No Colégio Móbile, além da participação voluntária dos estudantes do Ensino Médio e dos pais no EJA, seus colegas do 8º e 9º ano atuam como monitores no Projeto Sou Digital, recebendo crianças da Associação Gotas de Flor com Amor para aulas de informática. “São exercícios de convivência e uma oportunidade de desenvolver a solidariedade, o respeito e a colaboração”, diz Antônio de Freitas da Corte, lembrando que também os alunos do Móbile aprendem algumas práticas com a Associação, como a reciclagem de materiais. Esses projetos integram a Ação Comunitária do Móbile, que possui outras frentes de trabalho e “vem de encontro à proposta pedagógica da escola”.
Um formato um pouco diferenciado é proposto pelo Colégio Madre Paula Montalt, que hoje envolve 120 alunos do 9º ano e do Ensino Médio em três frentes de trabalho: o Cantinho Que Encontrei, um abrigo para crianças abandonadas; o “Sopão”, realizado em conjunto com a paróquia do bairro e moradoras voluntárias e que oferece um jantar diário à população carente da região; e o Nossa Turma, programa sócio-educativo com crianças carentes bancado pela Ceagesp. Escolhendo um dos locais para atuarem, sempre acompanhados por professores, os estudantes têm que cumprir 12 horas por trimestre, recebendo, ao final, três pontos extras na média.

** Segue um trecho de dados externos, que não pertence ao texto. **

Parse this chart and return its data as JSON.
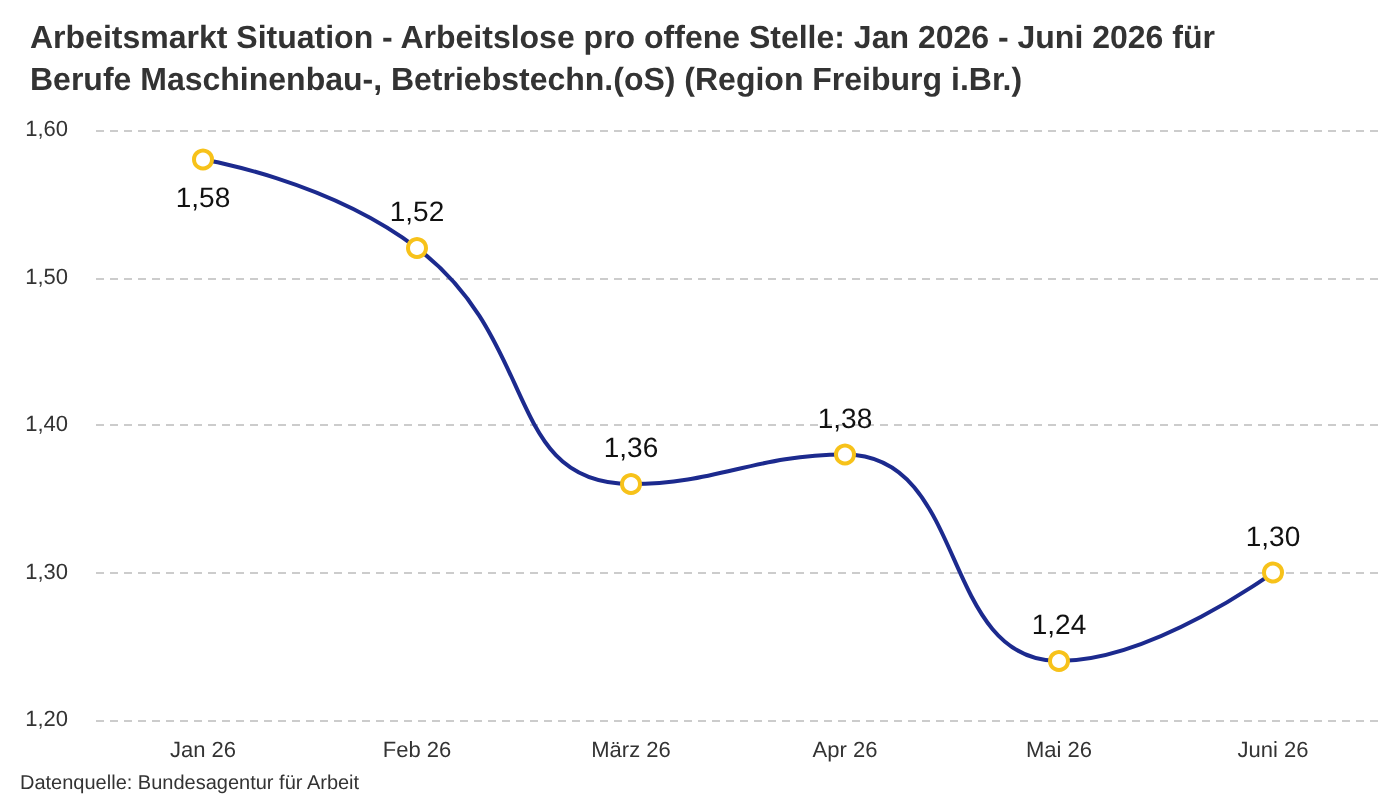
{
  "chart_data": {
    "type": "line",
    "title": "Arbeitsmarkt Situation - Arbeitslose pro offene Stelle: Jan 2026 - Juni 2026 für Berufe Maschinenbau-, Betriebstechn.(oS) (Region Freiburg i.Br.)",
    "categories": [
      "Jan 26",
      "Feb 26",
      "März 26",
      "Apr 26",
      "Mai 26",
      "Juni 26"
    ],
    "series": [
      {
        "color": "#1c2a8e",
        "values": [
          1.58,
          1.52,
          1.36,
          1.38,
          1.24,
          1.3
        ],
        "value_labels": [
          "1,58",
          "1,52",
          "1,36",
          "1,38",
          "1,24",
          "1,30"
        ]
      }
    ],
    "ylim": [
      1.2,
      1.6
    ],
    "yticks": [
      {
        "value": 1.2,
        "label": "1,20"
      },
      {
        "value": 1.3,
        "label": "1,30"
      },
      {
        "value": 1.4,
        "label": "1,40"
      },
      {
        "value": 1.5,
        "label": "1,50"
      },
      {
        "value": 1.6,
        "label": "1,60"
      }
    ],
    "grid": "y",
    "marker": "circle",
    "line_style": "solid",
    "annotations": [
      "Datenquelle: Bundesagentur für Arbeit"
    ]
  }
}
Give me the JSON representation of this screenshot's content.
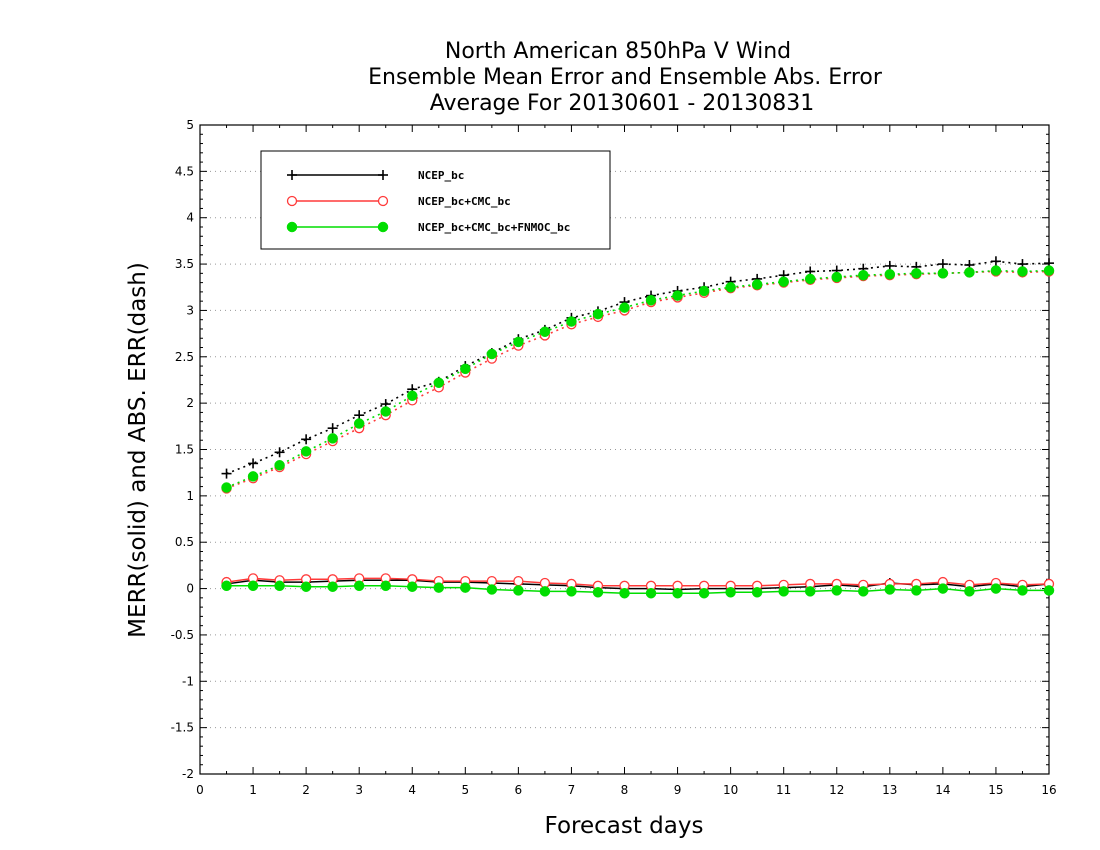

“Isso é insignificante em uma escala de zero a 100”, pondera Gonzalo, que acredita, no entanto, que a recompensa possa ser extinta em breve. Segundo ele, a estratégia vinha sendo adotada como um atrativo para os estudantes, uma espécie de impulso inicial “para vencer barreiras e preconceitos”, uma vez que se convive hoje com “a geração aquário, que olha tudo através do vidro, da tevê, da janela do carro, sem contato direto com a realidade”. “Nesse contexto, ela não tem noção da gratuidade e olha o diferente como agressor”. Ao final do trabalho, acrescenta Gonzalo, “eles percebem que o ganho é muito maior que os três pontos”. “É uma janela de experiência de vida que se abre para eles.”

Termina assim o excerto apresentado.